Talking with parishioners at St. James the Greater, I was struck by how each of them gave thanks for those who have given to the church: Roni Greenhow, who compiled a history of the parish, said her research made her realize how many people over the past century contributed to building the church, which she had always taken for granted would be there as a place for her to pray. Then Brad Laney and Lisa Stringer told me that the recent renovation of the church’s interior was completed by donations not only from parishioners but also the contractors who worked on the project as well as community members who don’t belong to the parish.
Like Greenhow, I often take for granted the fact that I’ll be able to go to church when I want, whether to pray or attend Mass. I work mere steps from the Cathedral of the Madeleine, so I can walk over there whenever I desire. I also live in the greater Salt Lake metro area, so on Sunday I have my choice of a dozen churches within a half-hour drive, and I can choose to attend any time from 7 a.m. to 6 p.m. to hear a priest say Mass. It is easy to forget that in more remote parts of the state people drive for upwards of an hour to attend the one Sunday celebration at their parish, and some don’t have a priest every week.
The annual Catholics Can Mass celebrates the contributions people with disabilities make to their parish and to the Church. Prior to attending this year’s event, I read a piece on the Gospel reading by Barbara Reid, O.P. in Give Us This Day. Writing about the parable of the vineyard workers – also known as the parable of the generous landowner – Sister Reid described a conversation she had with a single mother who was trying to find a job.
“She had little education and few marketable skills,” Sr. Reid wrote, and the experience of waiting in the unemployment office hoping for a job made the woman realize that the workers in the parable who were “standing idle all day long in the marketplace were not lazy. They would gladly work if anyone would hire them. But they were left behind because they were deemed old, infirm or unskilled. …”
That was followed by Bishop Solis’ homily at the Catholics Can Mass. Tying together the reading from Isaiah – “For my thoughts are not your thoughts, nor are your ways my ways, says the Lord,” – with the Gospel about God’s generosity, the bishop said that Jesus “came to establish a new value system, not based on what is fair or unfair, not about what is just and what is unjust, but what is good for everyone.”
Sitting in reflection later that evening, what came to mind was Greenhow describing a 1930’s-era photo of a priest standing on a ladder, hammer in hand, literally helping to build St. James the Greater Catholic Church. As a photographer myself, I too would have snapped the shot of the priest rather than any of the others because he was recognizable – someone looking at the picture would know that it was about a Catholic doing construction work.

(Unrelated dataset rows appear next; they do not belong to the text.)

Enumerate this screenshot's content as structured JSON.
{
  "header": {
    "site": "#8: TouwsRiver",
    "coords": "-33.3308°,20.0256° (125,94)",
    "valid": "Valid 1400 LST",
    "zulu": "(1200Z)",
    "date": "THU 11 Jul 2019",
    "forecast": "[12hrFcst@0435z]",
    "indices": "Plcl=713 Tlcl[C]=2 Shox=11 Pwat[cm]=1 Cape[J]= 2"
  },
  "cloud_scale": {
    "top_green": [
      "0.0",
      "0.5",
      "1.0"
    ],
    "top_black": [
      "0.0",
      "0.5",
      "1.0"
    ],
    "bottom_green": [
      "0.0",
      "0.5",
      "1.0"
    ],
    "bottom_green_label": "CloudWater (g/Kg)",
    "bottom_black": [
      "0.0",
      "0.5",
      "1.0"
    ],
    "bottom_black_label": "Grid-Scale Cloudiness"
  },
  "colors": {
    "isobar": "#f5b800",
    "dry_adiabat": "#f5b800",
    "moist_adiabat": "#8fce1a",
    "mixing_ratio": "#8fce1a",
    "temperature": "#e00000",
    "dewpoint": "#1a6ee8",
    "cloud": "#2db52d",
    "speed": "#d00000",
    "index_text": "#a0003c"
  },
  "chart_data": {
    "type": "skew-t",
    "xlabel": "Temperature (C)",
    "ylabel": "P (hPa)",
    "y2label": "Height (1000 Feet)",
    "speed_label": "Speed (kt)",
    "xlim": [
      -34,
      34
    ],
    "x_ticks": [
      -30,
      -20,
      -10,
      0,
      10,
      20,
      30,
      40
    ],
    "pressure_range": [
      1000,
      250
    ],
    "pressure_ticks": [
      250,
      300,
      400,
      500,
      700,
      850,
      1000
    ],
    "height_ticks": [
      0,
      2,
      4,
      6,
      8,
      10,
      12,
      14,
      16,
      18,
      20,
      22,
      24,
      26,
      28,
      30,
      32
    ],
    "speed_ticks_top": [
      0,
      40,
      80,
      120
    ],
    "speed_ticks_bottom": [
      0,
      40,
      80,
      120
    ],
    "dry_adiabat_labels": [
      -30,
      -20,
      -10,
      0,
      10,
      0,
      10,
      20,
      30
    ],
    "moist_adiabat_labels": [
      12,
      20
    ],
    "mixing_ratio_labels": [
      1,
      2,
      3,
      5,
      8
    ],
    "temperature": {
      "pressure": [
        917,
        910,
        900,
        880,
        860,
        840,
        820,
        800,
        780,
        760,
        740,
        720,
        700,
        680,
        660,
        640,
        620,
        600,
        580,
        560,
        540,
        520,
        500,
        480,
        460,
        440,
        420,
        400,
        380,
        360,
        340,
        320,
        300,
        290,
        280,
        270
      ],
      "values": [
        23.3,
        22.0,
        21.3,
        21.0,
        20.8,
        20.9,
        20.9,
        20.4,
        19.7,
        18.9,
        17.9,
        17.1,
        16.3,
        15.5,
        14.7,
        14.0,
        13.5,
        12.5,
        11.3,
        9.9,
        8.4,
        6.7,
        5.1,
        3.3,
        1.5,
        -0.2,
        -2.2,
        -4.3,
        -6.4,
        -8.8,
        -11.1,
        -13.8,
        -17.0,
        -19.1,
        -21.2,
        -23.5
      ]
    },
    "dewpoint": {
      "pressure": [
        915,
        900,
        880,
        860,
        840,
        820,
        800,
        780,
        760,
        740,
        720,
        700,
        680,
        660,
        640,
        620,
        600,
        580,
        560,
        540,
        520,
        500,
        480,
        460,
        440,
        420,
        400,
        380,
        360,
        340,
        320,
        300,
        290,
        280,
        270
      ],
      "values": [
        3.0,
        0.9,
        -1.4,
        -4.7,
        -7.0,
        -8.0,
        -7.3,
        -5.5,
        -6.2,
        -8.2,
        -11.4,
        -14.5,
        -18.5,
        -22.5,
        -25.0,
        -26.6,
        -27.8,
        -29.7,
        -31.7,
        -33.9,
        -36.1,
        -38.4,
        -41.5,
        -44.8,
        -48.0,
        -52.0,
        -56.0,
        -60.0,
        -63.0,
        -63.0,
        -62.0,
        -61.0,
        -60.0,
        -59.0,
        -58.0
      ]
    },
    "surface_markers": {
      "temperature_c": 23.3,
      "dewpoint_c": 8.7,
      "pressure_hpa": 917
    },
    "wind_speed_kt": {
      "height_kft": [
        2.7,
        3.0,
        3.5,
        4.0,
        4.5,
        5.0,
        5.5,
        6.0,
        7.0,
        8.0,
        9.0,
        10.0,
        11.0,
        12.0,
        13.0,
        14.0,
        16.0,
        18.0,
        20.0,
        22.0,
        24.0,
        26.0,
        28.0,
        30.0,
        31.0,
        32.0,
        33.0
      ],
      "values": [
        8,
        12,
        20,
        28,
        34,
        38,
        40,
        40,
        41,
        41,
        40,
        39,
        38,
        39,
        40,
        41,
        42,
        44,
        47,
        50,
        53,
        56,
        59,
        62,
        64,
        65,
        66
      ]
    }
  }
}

In a photographer’s eyes, the priest was a more worthy subject than any layperson, even if she or he had spent more time and effort on the project.
But what about in God’s eyes? According to his value system, are the contributions of those of us who can labor all day in his vineyard, conspicuous because of our jobs or the amount of money we give or the number of hours we donate, more worthy than those of the people who because of their circumstances are able to work only the last hour of the day? We know what Jesus had to say about that: “Amen, I say to you, this poor widow put in more than all the others contributors” because “she, from her poverty, has contributed all she had, her whole livelihood.”